On one hand, the WWE has managed to control most of the market thanks to their status as a publicly traded company, which gives them a constant source of income from investors. It has allowed them to stay successful at a time where pro wrestling isn’t the mainstream attraction it once was.
That being said, there are plenty of passionate fans left in pockets and communities around the physical and digital world. This has led to a renaissance of the independent scene, with many promotions gaining notoriety as fans seek an alternative to WWE’s PG product.
Yet, despite PG standards and the corporate responsibility that comes with being a publicly traded entity, WWE is treading on the dangerous ground both literally and figuratively with their Saudi Arabia deal. It wasn’t enough they held the Greatest Royal Rumble event there earlier this year – violating the goals of their highly touted women’s revolution by leaving their female roster behind for the trip per the wishes of the Saudi government.
But now they’re on the way back for the Crown Jewel event, which has come about right at a time when the Saudi regime is facing massive scrutiny because of the disappearance and ultimately the death of a journalist. But WWE hasn’t seemed to be affected by the criticisms enough to pull out of the event and break their deal. However, this is spawning a bit of a counter-response from the independent scene.
The promotion EVE is unique in the fact it is an all-woman promotion. The British organization is announcing their intention to stream a free event during the WWE’s Crown Jewel broadcast, giving fans of women’s wrestling something else to watch and a way to protest WWE’s going to a place that seemingly views women as second-class citizens.

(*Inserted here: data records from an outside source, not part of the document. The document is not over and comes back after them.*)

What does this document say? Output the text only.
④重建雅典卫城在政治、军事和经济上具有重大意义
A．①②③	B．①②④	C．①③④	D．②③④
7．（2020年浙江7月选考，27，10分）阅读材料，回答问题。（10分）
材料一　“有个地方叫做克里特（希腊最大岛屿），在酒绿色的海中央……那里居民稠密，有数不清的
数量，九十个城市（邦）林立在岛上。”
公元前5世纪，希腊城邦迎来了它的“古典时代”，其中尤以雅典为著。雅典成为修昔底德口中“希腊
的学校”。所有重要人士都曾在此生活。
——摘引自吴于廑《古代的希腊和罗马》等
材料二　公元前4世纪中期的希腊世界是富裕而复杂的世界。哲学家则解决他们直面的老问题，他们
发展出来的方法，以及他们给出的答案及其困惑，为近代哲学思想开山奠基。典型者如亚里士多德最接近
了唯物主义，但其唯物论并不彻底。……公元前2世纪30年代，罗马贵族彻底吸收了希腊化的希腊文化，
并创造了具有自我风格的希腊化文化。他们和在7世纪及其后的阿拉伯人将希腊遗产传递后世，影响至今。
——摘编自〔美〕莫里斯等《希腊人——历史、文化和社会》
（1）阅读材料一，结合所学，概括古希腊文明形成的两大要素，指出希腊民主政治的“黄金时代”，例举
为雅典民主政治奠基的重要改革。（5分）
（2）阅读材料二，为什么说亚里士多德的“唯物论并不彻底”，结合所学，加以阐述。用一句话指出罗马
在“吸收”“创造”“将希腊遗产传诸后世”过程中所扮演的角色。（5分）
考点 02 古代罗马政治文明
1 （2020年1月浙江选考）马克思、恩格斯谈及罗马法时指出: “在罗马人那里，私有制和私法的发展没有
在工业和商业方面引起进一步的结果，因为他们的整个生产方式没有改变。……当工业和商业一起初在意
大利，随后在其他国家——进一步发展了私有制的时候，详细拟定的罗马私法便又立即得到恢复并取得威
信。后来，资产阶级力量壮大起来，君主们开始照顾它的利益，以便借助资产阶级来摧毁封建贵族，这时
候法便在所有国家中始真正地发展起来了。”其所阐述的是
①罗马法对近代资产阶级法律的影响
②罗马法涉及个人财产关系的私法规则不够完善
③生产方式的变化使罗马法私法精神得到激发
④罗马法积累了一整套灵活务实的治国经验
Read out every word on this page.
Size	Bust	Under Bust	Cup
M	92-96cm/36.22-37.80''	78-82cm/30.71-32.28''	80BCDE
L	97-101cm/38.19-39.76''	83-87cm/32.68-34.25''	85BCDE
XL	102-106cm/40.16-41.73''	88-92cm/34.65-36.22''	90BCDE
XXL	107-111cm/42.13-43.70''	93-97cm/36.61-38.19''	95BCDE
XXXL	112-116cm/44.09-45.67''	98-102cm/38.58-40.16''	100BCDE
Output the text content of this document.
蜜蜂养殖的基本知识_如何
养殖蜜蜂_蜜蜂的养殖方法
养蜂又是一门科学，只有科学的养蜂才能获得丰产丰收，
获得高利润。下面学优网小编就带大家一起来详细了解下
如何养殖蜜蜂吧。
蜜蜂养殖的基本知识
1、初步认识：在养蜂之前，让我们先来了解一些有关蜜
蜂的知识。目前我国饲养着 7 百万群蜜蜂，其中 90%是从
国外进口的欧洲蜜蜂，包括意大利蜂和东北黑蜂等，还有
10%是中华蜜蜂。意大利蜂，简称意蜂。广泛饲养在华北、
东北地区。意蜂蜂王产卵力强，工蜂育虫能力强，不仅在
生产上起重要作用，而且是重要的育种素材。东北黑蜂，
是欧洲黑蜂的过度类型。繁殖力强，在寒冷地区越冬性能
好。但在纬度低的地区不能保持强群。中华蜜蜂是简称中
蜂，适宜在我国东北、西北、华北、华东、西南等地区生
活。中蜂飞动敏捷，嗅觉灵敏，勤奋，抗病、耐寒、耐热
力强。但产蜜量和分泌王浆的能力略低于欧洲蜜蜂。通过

At the very least, they view their women differently than WWE views their own female roster – at least according to the proud proclamations they’ve made in previous years. Changing the “Diva’s Title” to the “Women’s Title” and having women compete in gimmick matches for the first time in history were landmark events, but the company’s partnership with Saudi Arabia seems like a step back.
They have launched their own women’s only pay-per-view, Evolution, which may have been a way to give women a bit of shine after seemingly putting them off with the Saudi deal. But the WWE is facing scrutiny not just because of how their business partner views women, but because the journalist issue still hasn’t faced a full investigation.
Going through with this deal when other companies have temporarily suspended dealings with the area is risky, and WWE may be looking too much at the short-term. Regardless, the show will go on, as will EVE’s counter-programming. If nothing else, this may help EVE gain more attention they might have otherwise missed out on.